Вот в таком ожидании он и жил.
14. Здесь и сейчас
Барселона
Март 2006
«От тебя уже совсем ничего не осталось. Посмотри на себя, от тебя уже совсем ничего не осталось. Лживое дерьмо, лживое дерьмо, дай мне свою руку, ну дай мне свою руку!» — слышал он истеричный визг… и хохот, хохот.
И Шувалов узнавал его — узнавал юродивого, узнавал Попрыгайчика Джимми, который и во сне оправдывал свою репутацию величайшего футбольного проныры, способного проходить сквозь любые стены.
«Дай мне свою руку сейчас же, дай мне свою руку!» И Шувалов против воли подчинялся, и рука его, непомерно разбухшая, как будто протекала сквозь бледные с синюшным отливом пальцы Джимми. И Шувалов ее больше не чувствовал. Она словно отрывалась по локоть, и Джимми хохотал.
«Ах, ручка, моя ручка, у меня есть теперь твоя ручка! Попробую-ка я теперь ее продать, желающие найдутся, а лучше изготовить двести тысяч слепков и продавать по доллару за каждый. Так я стану миллионером, так бедный Джимми станет миллионером. А чем же он хуже других? Шувалова распродают по частям, а Джимми в это время должен стоять в стороне? Нет, пусть у Джимми тоже будет частичка святых мощей. Святой гниет заживо, а его распродают — кому пяточку, кому носик, кому глазик. Распродают, пока он окончательно не протух. Ведь его же давно разрезали и заполнили соломой. Он несется со скоростью света, наш великий футбольный святой, весь набитый дерьмом фальшивых побед и совершенно неуязвимый. Его скоро будут выносить на носилках, выкатывать на роскошном золотом катафалке, а не то он весь рассыплется, бедный, прямо на поле. Ты мне не веришь? Ты, что же, ничего еще так и не понял? Ну тогда посмотри на свою ножку, на ножку со стеклянной коленочкой, на ножку, которая стоит все пятьдесят миллионов евро. Посмотри на ногу, дерьмо! Проверь, проверь, проверь, на месте ли она. На ножку нашу, ноженьку никто не посягнет — она ведь священная, приложись к ней губами, и она исцелит все болезни. Ох, какая прелесть, как ее все холят, как ее все лелеют, как ее обхаживают, эту ножку, как будто один крохотный мозольчик на ней во сто крат дороже нашей черной Мадонны…»
И Шувалов, холодея от злости и отвращения, хочет что-то прокричать в ответ, протестующее, опровергающее, но язык не слушается его.
А Джимми трясется и задыхается от хохота. «Да все нормально, нормально, дерьмо. Что ты взвился-то так? Все равно все они там думают, что она у тебя совершенно нормальная. Даже краше прежней стала. А тебе ведь теперь все равно. А нам все равно, а нам все равно, не боимся мы призрака Пеле… Посвящаю эту песню тебе, вонючка.

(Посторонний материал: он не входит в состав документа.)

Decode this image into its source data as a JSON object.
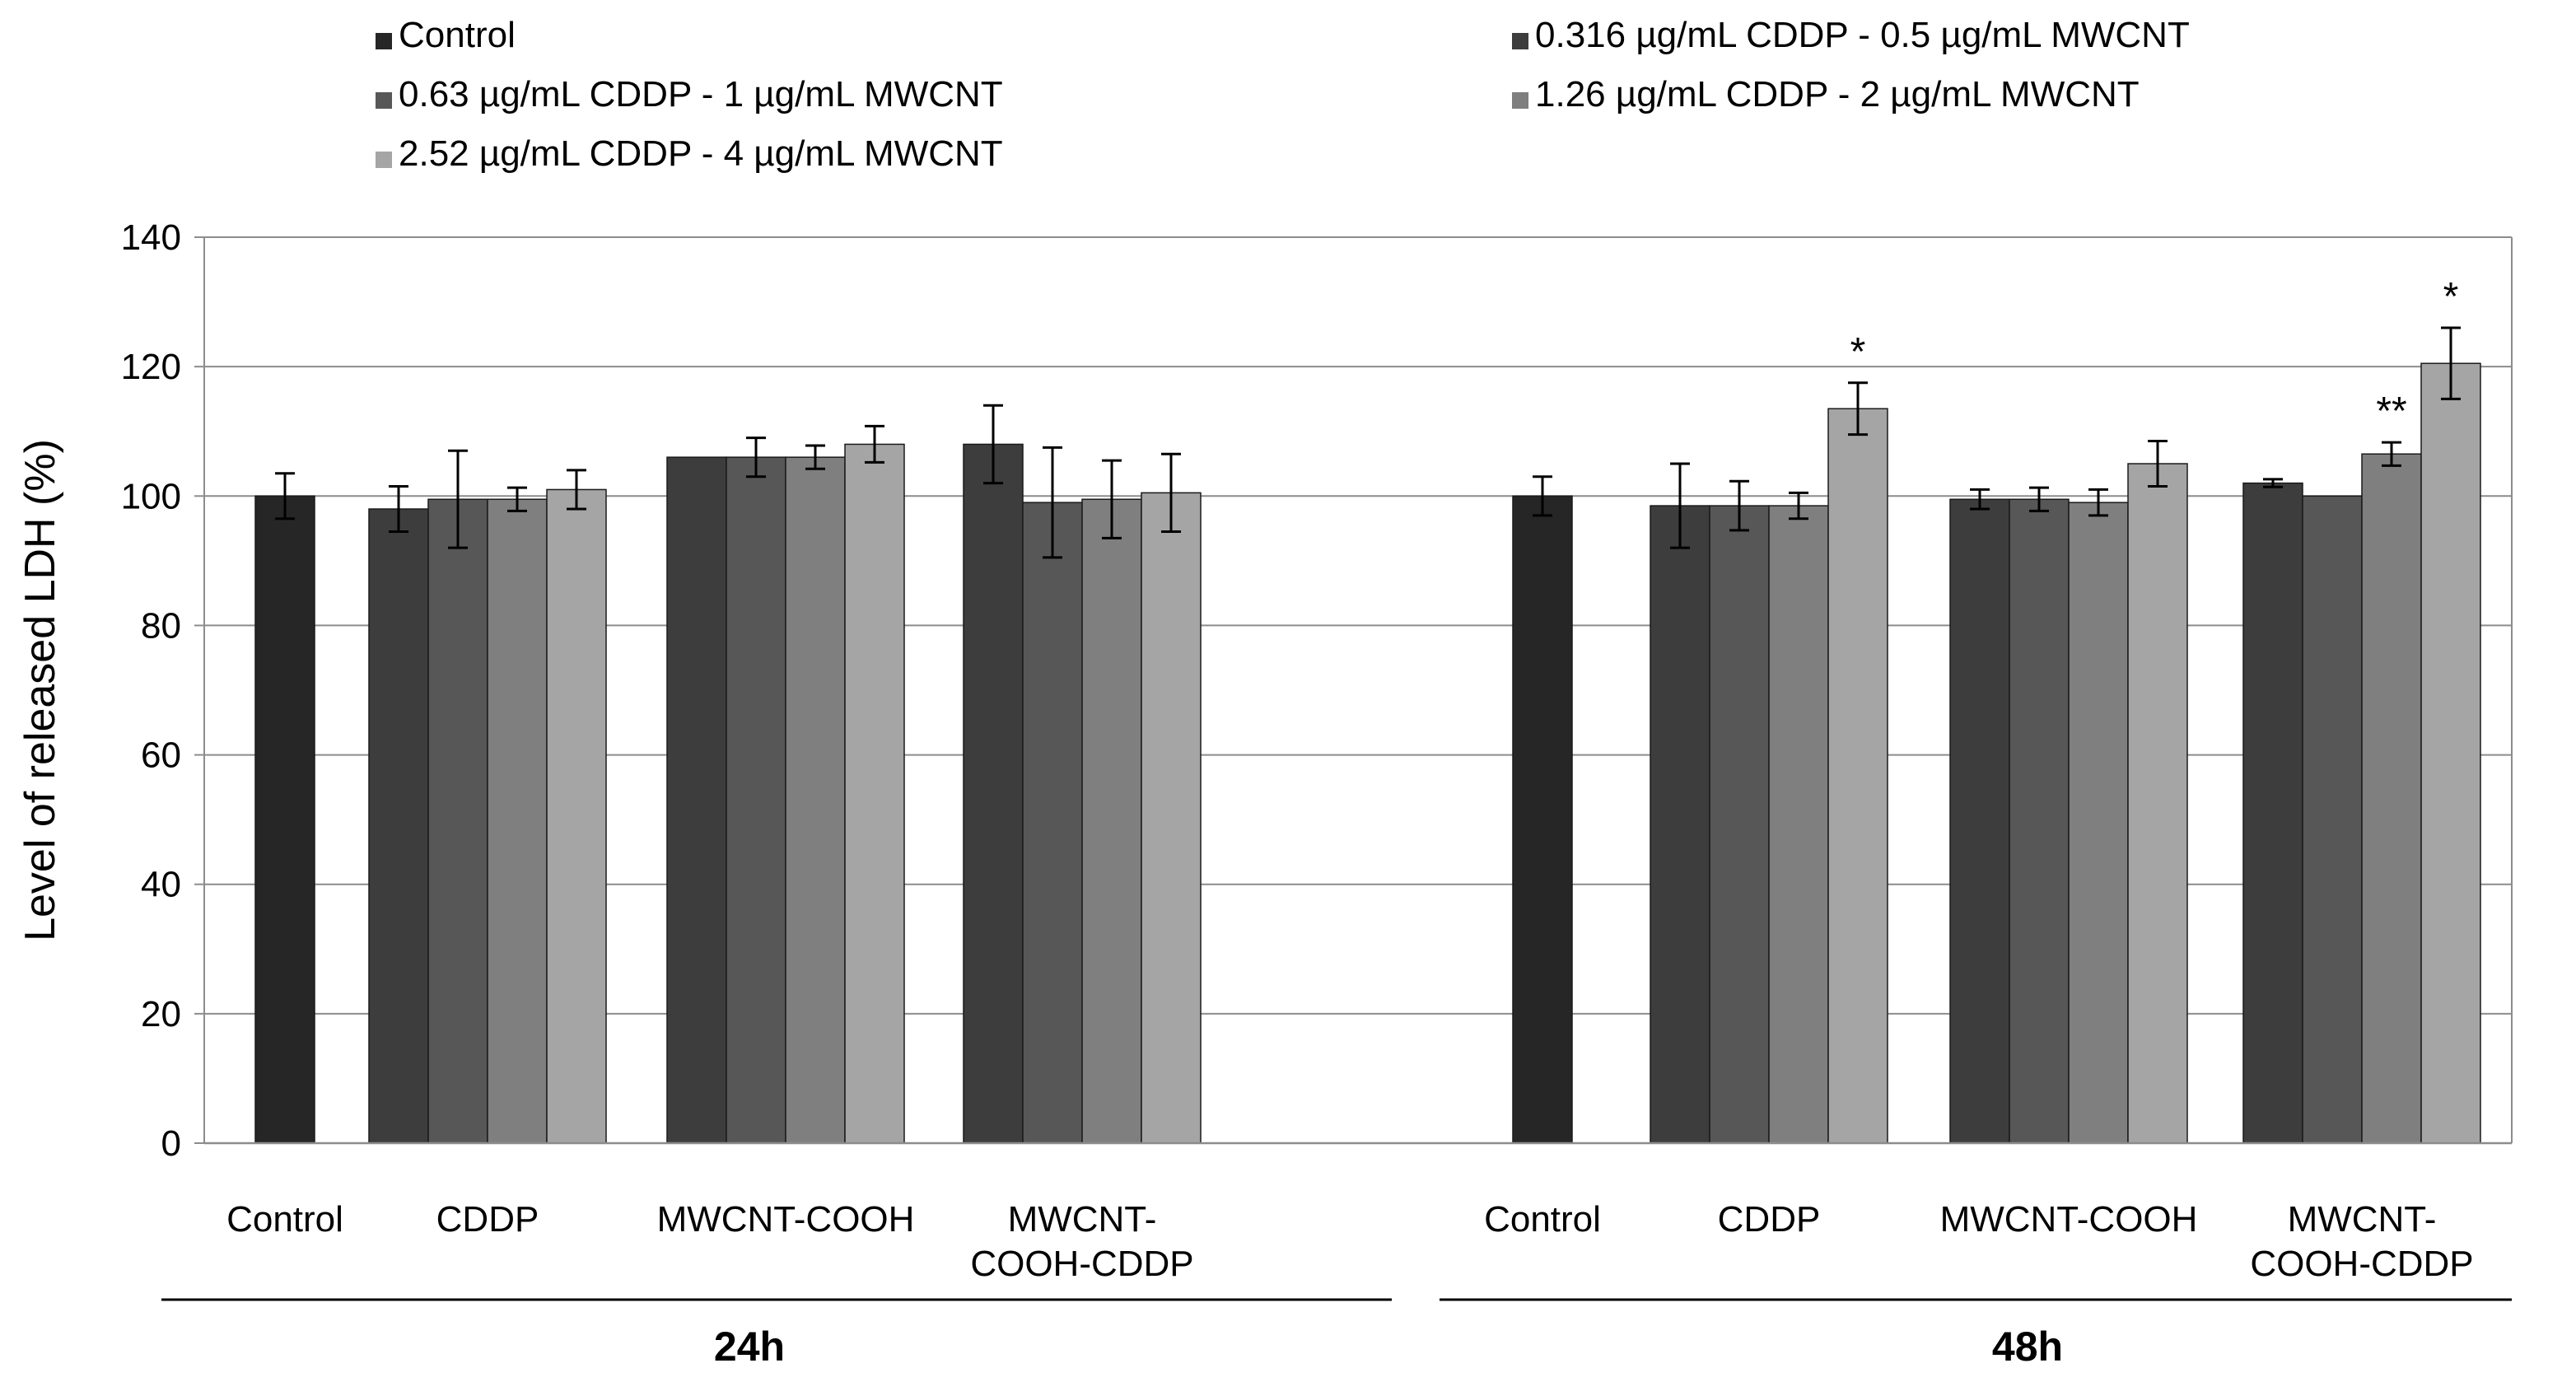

Какая тебе-то забота? Тебе рукоплещут, твоими бесподобными соло по-прежнему обжираются — что еще желать? Ты выбрал себе это сам…»
«Ты же знаешь, мать твою, что я не знал! — что есть силы кричит Шувалов, но слова его срываются с губ беззвучно. — Я ничего этого не знал. Я не знал, что они делают со мной это, я боялся подумать, что такое вообще однажды может стать возможным».

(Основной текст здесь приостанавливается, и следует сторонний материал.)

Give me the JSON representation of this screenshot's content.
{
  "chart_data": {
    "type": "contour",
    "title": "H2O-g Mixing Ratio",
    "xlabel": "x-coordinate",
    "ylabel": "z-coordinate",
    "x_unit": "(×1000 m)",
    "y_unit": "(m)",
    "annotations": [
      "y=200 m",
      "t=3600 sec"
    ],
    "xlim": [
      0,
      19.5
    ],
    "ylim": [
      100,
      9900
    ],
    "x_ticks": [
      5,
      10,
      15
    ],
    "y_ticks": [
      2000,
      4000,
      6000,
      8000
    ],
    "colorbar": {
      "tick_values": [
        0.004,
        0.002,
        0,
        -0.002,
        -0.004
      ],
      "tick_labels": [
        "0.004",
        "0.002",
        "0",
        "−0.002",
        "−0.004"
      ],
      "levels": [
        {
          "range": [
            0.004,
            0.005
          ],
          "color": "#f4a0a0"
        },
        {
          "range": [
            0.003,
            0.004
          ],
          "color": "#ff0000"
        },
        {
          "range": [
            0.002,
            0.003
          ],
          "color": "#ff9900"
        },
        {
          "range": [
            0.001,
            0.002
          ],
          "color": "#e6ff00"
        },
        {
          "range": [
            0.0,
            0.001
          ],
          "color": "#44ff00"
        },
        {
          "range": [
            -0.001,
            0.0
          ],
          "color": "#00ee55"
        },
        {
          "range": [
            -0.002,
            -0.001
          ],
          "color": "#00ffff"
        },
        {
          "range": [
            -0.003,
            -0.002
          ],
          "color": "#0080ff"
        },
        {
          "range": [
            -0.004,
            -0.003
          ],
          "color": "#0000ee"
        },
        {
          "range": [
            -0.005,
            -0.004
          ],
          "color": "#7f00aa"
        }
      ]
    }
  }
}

«Нет, ты зна-а-ал. Не хотел знать, но знал. Боялся подумать, вот именно, боялся поверить, боялся предположить, боялся обжечься этой истиной, так что пришлось тебе ее подсунуть под самый нос, чтобы ты уже не мог отвертеться».
Тут Шувалов проснулся. Нет, вернее, он проснулся не сразу, поначалу он просто понял, что спит. И это осознание принесло ему такую успокоенность, такое чувство невесомости… Он открыл глаза.
— Что с тобой опять такое? — прошептала Полина. Перевалившись через него, она нашарила на столике сигареты и поставила ему для пущего успокоения холодную пепельницу на живот.
— Я того почтальона во сне увидел.
— Господи, какого еще почтальона? Ты в последнее время сам не свой.
И он рассказал ей, как однажды раздался звонок в дверь и он побежал со всех ног открывать (ему было тогда девять лет), открыл, и в дверную щель просунулись две толстые длинные сардельки, а в этих сардельках был зажат почтовый конверт. Почтальон-инвалид. Безрукий. Стоически переносивший свое отвратительное увечье. И такую он злость почувствовал тогда, такое неприятие всяческого уродства, такое бешенство на то, что человека можно так унижать, что могут так глумиться над ним и люди, и природа… На какой-то момент он даже лишился дара речи. И вместе с тем почувствовал себя счастливым, непристойно, возмутительно, непозволительно счастливым: он радовался, что избежал подобной участи при рождении и что не попал до сих пор ни под циркулярную пилу, ни в какое-нибудь зубчатое колесо. И много-много раз потом испытывал он всю ту же преступную радость, и любовался на свою телесную цельность и нетронутость, и упивался той ничем не ограниченной свободой, которую ему давали собственные ноги.
— Ну почему же ты сейчас вспомнил об этом? Сейчас-то почему он вернулся? — спросила Полина.
— Не знаю, почему. Я ведь не могу этим управлять, — соврал Шувалов.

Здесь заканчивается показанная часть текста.